Au niveau du budget national, seulement 1% est alloué à la culture et l’industrie de la création. 8% de ces 1% vont au secteur du livre. 5% de ces 8% vont aux librairies et 3% de ces 8% aux éditeurs. Par ailleurs, les librairies en Croatie sont quasiment entièrement financées par les gouvernements locaux ou l’état. Il n’y a pas de librairies privées, elles sont toutes publiques. Tout est couvert par les fonds. 

Au niveau du budget local, 16% est investi dans le secteur de la culture et des loisirs par 3 canaux principaux : les librairies, la création du livre et sa promotion. La plupart des fonds, qu’ils soient nationaux ou locaux, doivent faire l’objet d’une demande et sont distribués chaque année. Les projets sont sélectionnés sur base de la valeur littéraire et artistique. La priorité est donnée aux auteurs et livres croates, mais les auteurs étrangers ne sont pas exclus pour autant. Toutefois, plus de 50% des livres vendus en Croatie sont des traductions.

Au niveau régional, l’accent est mis sur les acteurs régionaux, pour avoir une belle diversité des livres disponibles. Le but est de refléter la réalité régionale et d’avoir plus d’inclusion en général dans le secteur du livre. Petra Ljevak affirme que les politiques régionales devraient mettre davantage l’accent sur le contenu et la production et peut-être un peu moins sur un niveau stratégique qui passe un peu au-dessus de tout le monde. Elle explique également que la Croatie devrait avoir une stratégie nationale pour le livre. Généralement, les régions souhaitent mettre en lumière l’identité et l’autonomie du pays. La clé serait de trouver un équilibre entre les différents niveaux, ce qui est nécessaire à la survie partout dans l’union européenne d’ailleurs, confirme-t-elle. Lorsqu’on parle des politiques régionales et de cet équilibre entre niveau régional et national, on ne peut pas ignorer les parallèles qui courent entre ces politiques, et entre notamment ce niveau national et européen. Les priorités au niveau local devraient donc être de nourrir les cultures locales et les sociétés croates en les inscrivant dans un système plus vaste, en insistant sur le fait que la diversité des sociétés rend la Croatie plus forte d’un point de vue culturel. 
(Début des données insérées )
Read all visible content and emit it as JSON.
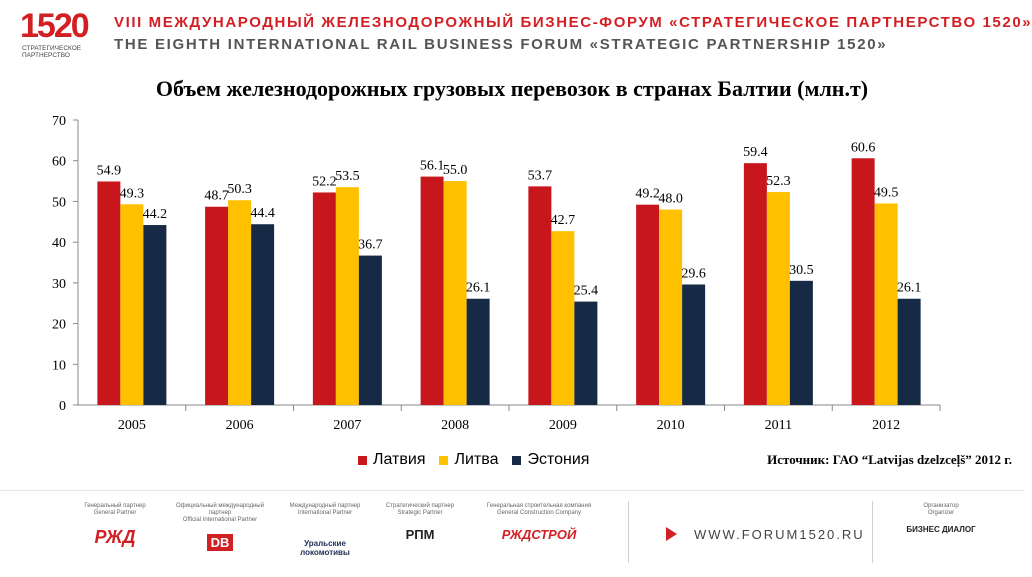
{
  "header": {
    "logo_text": "1520",
    "logo_sub": "СТРАТЕГИЧЕСКОЕ ПАРТНЕРСТВО",
    "line1": "VIII МЕЖДУНАРОДНЫЙ ЖЕЛЕЗНОДОРОЖНЫЙ БИЗНЕС-ФОРУМ «СТРАТЕГИЧЕСКОЕ ПАРТНЕРСТВО 1520»",
    "line2": "THE EIGHTH INTERNATIONAL RAIL BUSINESS FORUM «STRATEGIC PARTNERSHIP 1520»"
  },
  "colors": {
    "brand_red": "#d21f24",
    "latvia": "#c8161d",
    "lithuania": "#ffc000",
    "estonia": "#162a45"
  },
  "chart_data": {
    "type": "bar",
    "title": "Объем железнодорожных грузовых перевозок в странах Балтии (млн.т)",
    "categories": [
      "2005",
      "2006",
      "2007",
      "2008",
      "2009",
      "2010",
      "2011",
      "2012"
    ],
    "series": [
      {
        "name": "Латвия",
        "values": [
          54.9,
          48.7,
          52.2,
          56.1,
          53.7,
          49.2,
          59.4,
          60.6
        ]
      },
      {
        "name": "Литва",
        "values": [
          49.3,
          50.3,
          53.5,
          55.0,
          42.7,
          48.0,
          52.3,
          49.5
        ]
      },
      {
        "name": "Эстония",
        "values": [
          44.2,
          44.4,
          36.7,
          26.1,
          25.4,
          29.6,
          30.5,
          26.1
        ]
      }
    ],
    "ylim": [
      0,
      70
    ],
    "yticks": [
      0,
      10,
      20,
      30,
      40,
      50,
      60,
      70
    ],
    "grid": false,
    "legend": "bottom"
  },
  "source": "Источник: ГАО “Latvijas dzelzceļš” 2012 г.",
  "footer": {
    "partners": [
      {
        "label": "Генеральный партнер\nGeneral Partner",
        "logo": "РЖД"
      },
      {
        "label": "Официальный международный партнер\nOfficial International Partner",
        "logo": "DB"
      },
      {
        "label": "Международный партнер\nInternational Partner",
        "logo": "Уральские локомотивы"
      },
      {
        "label": "Стратегический партнер\nStrategic Partner",
        "logo": "РПМ"
      },
      {
        "label": "Генеральная строительная компания\nGeneral Construction Company",
        "logo": "РЖДСТРОЙ"
      }
    ],
    "url": "WWW.FORUM1520.RU",
    "organizer_label": "Организатор\nOrganizer",
    "organizer_logo": "БИЗНЕС ДИАЛОГ"
  }
}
Petra Ljevak conclut en insistant sur l’importance de la diversité et en présentant les projets créatifs de plus en plus nombreux et florissants au niveau européen en Croatie. La plupart de ces projets portés par les croates concerne de l’autopromotion et des traductions, mais aussi des projets de collaboration et de création. Par ailleurs, Petra Ljevak travaille dans une association qui participe à ces projets collaboratifs avec 5 autres partenaires en Slovénie, aux Pays-Bas, en Allemagne, au Portugal et en Belgique. Le projet, Every story matters (« Chaque histoire compte ») s’attaque à la diversité dans la littérature. Le but est de rendre les livres plus inclusifs. Petra termine en disant que sur la base de sa propre expérience, elle constate que ces projets peuvent vraiment changer la donne car au-delà de la chance de travailler avec des partenaires qui ne sont pas connectés à son pays, et de travailler sur des sujets qui comptent, c’est aussi l’occasion d’un apprentissage mutuel pour tous les partenaires.
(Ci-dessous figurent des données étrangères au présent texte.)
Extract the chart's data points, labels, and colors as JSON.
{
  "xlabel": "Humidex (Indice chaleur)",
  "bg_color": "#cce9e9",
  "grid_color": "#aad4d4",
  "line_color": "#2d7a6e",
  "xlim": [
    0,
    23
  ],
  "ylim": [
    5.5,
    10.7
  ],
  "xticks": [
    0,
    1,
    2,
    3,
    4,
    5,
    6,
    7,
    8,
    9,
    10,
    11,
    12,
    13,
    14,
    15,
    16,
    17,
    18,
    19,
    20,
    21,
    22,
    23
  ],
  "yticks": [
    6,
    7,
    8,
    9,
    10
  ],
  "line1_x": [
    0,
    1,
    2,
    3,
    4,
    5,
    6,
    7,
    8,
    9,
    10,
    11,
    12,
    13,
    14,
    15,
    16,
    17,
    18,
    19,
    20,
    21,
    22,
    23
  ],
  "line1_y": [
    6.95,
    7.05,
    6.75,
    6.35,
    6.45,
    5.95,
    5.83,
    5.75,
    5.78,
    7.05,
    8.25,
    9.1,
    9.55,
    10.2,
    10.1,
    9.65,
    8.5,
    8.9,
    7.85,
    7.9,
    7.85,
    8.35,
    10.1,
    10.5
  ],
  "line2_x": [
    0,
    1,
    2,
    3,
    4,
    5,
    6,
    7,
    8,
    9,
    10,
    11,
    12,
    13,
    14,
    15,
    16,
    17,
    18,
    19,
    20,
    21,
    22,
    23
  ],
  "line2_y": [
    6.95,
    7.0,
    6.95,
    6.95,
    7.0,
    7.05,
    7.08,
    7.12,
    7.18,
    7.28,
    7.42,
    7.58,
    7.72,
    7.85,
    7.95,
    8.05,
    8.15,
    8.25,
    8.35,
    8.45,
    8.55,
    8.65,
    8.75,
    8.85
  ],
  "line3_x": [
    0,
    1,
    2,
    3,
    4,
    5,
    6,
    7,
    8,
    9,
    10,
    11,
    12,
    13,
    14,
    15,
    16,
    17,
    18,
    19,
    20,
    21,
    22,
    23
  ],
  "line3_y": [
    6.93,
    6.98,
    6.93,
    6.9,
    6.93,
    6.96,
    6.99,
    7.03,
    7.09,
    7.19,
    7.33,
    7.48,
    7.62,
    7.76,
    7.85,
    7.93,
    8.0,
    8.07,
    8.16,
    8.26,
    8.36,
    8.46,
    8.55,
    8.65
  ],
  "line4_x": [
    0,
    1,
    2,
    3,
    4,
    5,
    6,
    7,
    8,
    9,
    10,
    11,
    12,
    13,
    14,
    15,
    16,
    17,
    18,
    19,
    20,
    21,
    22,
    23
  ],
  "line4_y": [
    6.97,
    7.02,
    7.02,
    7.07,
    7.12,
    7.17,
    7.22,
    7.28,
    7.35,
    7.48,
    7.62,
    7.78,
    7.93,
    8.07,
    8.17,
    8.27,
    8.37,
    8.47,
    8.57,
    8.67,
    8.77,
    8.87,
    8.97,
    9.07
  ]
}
La France : les structures régionales pour le livre

La troisième intervenante, Delphine Henry, nous présente la situation en termes de politique régionale du livre française. Les régions sont privilégiées pour le soutien aux acteurs du livre. Les deux grands acteurs de ce soutien sont l’État, via les directions régionales des affaires culturelles en vertu du principe de décentralisation, et les régions elles-mêmes. Régions et directions régionales des affaires culturelles aident tous les acteurs du livre, depuis l’auteur jusqu’à la manifestation littéraire. Cependant, les régions sont particulièrement attentives aux acteurs économiques du livre, et en premier lieu aux librairies et aux maisons d’édition, notamment à leur présence sur les salons régionaux, nationaux et internationaux. Tandis que les directions régionales interviennent très fortement sur la lecture publique, aux côtés des départements qui sont un autre échelon administratif français et qui ont donc cette compétence. Par ailleurs, une partie des dispositifs de l’État en faveur des actions du livre des territoires est gérée directement par le Centre National du Livre (CNL), établissement public du ministère de la culture. Il existe donc 3 grands acteurs sur cet échelon départemental.
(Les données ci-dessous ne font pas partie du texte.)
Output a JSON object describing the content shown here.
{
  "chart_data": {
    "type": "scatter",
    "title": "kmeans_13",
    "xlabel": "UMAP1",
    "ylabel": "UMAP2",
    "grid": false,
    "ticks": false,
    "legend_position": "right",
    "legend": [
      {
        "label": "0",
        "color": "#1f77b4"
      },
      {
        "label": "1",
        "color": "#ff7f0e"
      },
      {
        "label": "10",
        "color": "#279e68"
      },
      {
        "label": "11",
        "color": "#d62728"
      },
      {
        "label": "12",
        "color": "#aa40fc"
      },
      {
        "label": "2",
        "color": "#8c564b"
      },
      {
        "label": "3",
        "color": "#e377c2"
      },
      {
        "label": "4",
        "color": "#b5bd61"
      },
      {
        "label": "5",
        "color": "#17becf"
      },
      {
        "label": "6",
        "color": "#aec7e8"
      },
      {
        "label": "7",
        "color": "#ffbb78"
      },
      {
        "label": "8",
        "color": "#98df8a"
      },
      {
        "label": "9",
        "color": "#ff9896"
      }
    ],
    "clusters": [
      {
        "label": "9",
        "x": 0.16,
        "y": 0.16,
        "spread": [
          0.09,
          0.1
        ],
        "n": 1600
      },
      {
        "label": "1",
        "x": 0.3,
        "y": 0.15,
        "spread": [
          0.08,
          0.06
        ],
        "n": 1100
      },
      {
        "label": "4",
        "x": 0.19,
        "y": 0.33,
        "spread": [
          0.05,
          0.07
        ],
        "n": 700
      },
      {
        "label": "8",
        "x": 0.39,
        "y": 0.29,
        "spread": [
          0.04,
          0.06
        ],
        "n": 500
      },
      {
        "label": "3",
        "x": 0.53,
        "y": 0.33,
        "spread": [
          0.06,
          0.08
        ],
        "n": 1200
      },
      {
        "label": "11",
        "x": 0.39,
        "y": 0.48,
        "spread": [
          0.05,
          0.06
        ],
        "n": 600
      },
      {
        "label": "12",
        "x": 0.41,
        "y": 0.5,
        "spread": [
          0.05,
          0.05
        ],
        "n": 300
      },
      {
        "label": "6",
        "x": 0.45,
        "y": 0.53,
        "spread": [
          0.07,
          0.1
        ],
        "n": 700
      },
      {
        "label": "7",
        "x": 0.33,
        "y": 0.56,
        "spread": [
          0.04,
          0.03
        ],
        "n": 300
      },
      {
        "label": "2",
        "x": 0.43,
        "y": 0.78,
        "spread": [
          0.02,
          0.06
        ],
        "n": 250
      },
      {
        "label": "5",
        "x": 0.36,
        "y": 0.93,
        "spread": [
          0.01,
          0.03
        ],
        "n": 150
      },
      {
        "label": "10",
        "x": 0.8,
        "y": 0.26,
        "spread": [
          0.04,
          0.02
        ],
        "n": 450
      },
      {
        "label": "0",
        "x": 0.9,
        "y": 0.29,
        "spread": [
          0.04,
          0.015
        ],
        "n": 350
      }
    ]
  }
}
Le CNL, depuis quelques années, est arrivé dans ces structures locales par le biais de conventions territoriales, également appelées contrats de filières. Ce sont des contrats d’objectifs qui préexistaient en régions et qui concernaient les filières économiques. Ces conventions territoriales, qui associent le CNL, la direction régionale des affaires culturelles et la région, sont des espaces de concertation où ces trois acteurs élaborent une feuille de route commune et établissent des priorités pour le territoire, et pour les acteurs de ces territoires, et ce pour 3 ans. 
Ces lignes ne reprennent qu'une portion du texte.